Each sound has a base frequency and some higher frequencies (or higher harmonics). When
some sounds have nearly the same frequency, differing only in the higher harmonics, a person
with dyslexia might misinterpret them.
Example:
B & P T & D
It could be “Bob” or “Bop” or “Pop.” By the time they have figured out what was said, the
speaker is already into his next sentence or maybe more. Consequently, the person with
dyslexia tends to process language at a slower rate. They just have an auditory processing
problem.

Educational Factors
Learning Environments

Dyslexic children will find it difficult to develop phonological awareness without instruction
and special assistance.
Individualised teaching for dyslexic students is particularly important at the primary school
stage as a means of intervention to prevent a lowering of self-esteem and early recognition of
failure. Unfortunately primary school classes are generally large with many demands on the
teachers’ classroom time.
Many of major problems become in a secondary mainstream environment with its multitude
of teachers, rooms and subjects.

In the Ofsted report on dyslexia (1999) it is recommended that:


“ Dyslexic pupils need continuing support at secondary school, particularly with ‘higher’
literacy skills such as skimming and scanning text. Dyslexic pupils should not be expected to
do as much reading and writing work as other pupils – alternatives include group-reading and
discussion using video equipment”

Good Practice

seating arrangements need to be flexible to suit individual needs;


the use of charts and diagrams to highlight the bigger picture;
display timetables in a variety of places around the school and colour code subjects on the
timetables.
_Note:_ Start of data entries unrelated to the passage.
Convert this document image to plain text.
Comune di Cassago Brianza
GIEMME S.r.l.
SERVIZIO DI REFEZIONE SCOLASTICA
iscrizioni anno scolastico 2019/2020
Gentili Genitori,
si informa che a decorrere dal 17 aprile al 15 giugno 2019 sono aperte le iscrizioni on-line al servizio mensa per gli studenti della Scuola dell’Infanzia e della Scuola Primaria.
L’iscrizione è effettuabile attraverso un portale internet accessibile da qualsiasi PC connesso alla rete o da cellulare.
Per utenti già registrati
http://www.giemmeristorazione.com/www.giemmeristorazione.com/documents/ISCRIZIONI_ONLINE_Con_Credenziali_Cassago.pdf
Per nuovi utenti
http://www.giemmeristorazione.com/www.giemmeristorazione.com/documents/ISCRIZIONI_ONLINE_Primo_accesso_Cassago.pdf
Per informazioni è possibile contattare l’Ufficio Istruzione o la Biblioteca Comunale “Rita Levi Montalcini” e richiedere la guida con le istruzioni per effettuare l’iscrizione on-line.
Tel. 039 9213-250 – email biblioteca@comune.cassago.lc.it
This simple method will help the pupil who finds it difficult to plan their day;
the use of signs with pictures or symbols with arrows on corridor walls to help with room
location ( they should also be subject colour coded to match the timetable);
the use of coloured paper for worksheets to reduce glare;
write on alternate lines on the blackboard/whiteboard and avoid using colours that are not
affected by glare;

Famos people

In fact some of the most brilliant minds of our time have been known to have dyslexia: Albert
Einstein, Alexander Graham Bell, Thomas Edison, Winston Churchill, Benjamin Franklin,
Mozart and John Lennon to mention only a few. There are people with dyslexia in many
types of highly respected careers such as: Walt Disney, Tom Cruise, Danny Glover, Cher,
Magic Johnson, Carl Lewis, Bruce Jenner and General George Patton. Most dyslexics often
have a better sense of spatial relationships or better use of their right brain.